Robert Uttaro is currently in his 12th year as a rape crisis counselor and community educator. Inspired by his undergraduate studies in Criminal Justice, he continues to embrace a life-long commitment to activism and advocacy for survivors of sexual violence. Serving as a counselor, Uttaro supports rape survivors and their significant others through myriad emotional, spiritual, and legal issues. He also facilitates workshops that unpack the realities of sexual violence, and offers strategies for support and prevention with a focus on healing. Uttaro has been featured in magazine publications across the country and on international radio broadcasts; in fact, his book inspired a current radio series by the same name, “To the Survivors” in Akure, Nigeria. Through the grace of God, Uttaro’s work and To The Survivors continues to impact peoples’ minds and hearts globally.

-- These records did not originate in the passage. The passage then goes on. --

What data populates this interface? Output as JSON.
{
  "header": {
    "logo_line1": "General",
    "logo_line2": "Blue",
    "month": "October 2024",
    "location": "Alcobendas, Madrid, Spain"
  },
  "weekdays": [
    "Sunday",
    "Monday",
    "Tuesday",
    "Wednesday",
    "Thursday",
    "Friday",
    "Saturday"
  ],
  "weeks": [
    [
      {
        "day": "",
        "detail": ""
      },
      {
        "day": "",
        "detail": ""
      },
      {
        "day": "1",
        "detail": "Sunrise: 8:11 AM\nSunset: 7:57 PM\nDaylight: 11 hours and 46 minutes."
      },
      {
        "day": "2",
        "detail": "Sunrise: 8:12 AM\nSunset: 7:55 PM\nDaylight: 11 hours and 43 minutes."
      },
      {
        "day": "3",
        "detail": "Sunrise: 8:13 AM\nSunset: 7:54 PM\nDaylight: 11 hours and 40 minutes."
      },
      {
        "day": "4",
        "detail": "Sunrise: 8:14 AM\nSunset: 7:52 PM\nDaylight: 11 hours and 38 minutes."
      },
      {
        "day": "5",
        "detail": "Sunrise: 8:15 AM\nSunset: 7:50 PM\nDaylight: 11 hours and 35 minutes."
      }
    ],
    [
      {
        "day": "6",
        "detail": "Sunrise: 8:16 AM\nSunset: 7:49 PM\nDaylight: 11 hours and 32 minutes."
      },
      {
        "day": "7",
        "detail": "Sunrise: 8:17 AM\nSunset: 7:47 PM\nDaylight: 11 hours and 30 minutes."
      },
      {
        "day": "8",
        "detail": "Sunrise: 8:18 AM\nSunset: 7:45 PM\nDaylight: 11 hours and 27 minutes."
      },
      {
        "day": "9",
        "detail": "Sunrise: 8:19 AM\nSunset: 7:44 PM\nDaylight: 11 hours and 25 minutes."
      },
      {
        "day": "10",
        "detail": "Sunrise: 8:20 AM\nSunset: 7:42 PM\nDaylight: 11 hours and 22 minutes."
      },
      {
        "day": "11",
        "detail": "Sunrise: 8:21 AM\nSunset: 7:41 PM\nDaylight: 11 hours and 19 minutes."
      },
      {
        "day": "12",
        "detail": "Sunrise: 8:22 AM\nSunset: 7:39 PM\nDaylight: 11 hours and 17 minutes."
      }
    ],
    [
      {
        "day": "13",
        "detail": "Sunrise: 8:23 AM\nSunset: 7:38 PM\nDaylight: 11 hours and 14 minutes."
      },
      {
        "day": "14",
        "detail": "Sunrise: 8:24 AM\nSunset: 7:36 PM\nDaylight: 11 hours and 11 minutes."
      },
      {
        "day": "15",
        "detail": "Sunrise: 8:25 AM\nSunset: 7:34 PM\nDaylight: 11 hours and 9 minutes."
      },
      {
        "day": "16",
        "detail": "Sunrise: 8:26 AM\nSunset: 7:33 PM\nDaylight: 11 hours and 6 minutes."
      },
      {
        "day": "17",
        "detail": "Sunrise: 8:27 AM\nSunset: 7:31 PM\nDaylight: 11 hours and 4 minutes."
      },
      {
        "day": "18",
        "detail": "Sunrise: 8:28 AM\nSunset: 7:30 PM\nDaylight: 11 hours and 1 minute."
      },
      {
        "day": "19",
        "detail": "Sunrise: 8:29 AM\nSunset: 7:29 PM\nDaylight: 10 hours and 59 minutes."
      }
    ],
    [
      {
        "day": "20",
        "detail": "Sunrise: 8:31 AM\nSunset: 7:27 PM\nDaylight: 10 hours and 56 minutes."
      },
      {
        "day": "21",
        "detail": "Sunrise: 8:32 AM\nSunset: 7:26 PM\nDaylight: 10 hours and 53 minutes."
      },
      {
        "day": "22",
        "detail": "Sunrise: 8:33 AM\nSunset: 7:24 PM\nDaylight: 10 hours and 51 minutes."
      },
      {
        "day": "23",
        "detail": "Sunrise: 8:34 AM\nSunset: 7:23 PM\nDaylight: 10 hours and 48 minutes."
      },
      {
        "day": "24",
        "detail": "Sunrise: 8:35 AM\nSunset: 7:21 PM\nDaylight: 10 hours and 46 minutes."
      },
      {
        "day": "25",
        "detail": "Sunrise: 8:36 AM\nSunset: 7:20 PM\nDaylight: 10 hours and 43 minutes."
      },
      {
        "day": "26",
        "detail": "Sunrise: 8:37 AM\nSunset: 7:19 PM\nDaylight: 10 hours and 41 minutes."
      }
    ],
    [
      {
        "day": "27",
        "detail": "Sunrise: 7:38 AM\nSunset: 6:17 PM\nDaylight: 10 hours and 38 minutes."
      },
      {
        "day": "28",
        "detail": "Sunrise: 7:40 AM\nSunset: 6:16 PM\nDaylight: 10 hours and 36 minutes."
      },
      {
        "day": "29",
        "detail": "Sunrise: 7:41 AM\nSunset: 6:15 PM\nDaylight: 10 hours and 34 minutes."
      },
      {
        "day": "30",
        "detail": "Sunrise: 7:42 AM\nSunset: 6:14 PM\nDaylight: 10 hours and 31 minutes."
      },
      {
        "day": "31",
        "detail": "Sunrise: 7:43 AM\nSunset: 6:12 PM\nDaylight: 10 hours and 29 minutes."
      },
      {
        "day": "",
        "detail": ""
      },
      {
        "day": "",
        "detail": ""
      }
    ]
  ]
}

So inspired by Mr. Uttaro’s work, we had to request a LIVE interview. For those of us who follow along our healing journey, you know that we have spoken to many survivors of child abuse and sexual assault. For us, this conversation was personal. Those who missed the live interview, it is available on our YOUTUBE channel and we put together a few takeaways from our conversation for our readers:
1.) It’s very tough for children in generally because the majority of them are abused by a family member. Pay close attention to their behaviors and instead of scolding them for bad behavior, first ask if something is the cause of this. Are they acting out in school? How is their behavior?
2.) There is no time table for assault and rape. Sometimes it can take a person even 10 years to even utter the words “I was abused.” This can effect people into their forties. It is traumatizing. But there is hope for healing.
3.) Sexual assault can and usually does have long-term repercussions. Drug use. Eating Disorders. Relationship issues. Anxiety. Depression. Fear. OCD. And more. If you notice you’re struggling in your long-term life, it may be time for healing and self-reflection.
4.) Sexual assault doesn’t have to permanently control you. There can be healing and success afterward. But first we must put the work in to heal.
5.) Be good to people. Be kind to people. Make people feel comfortable to come out and admit traumas and assault because it is then that their healing can begin once they say the words.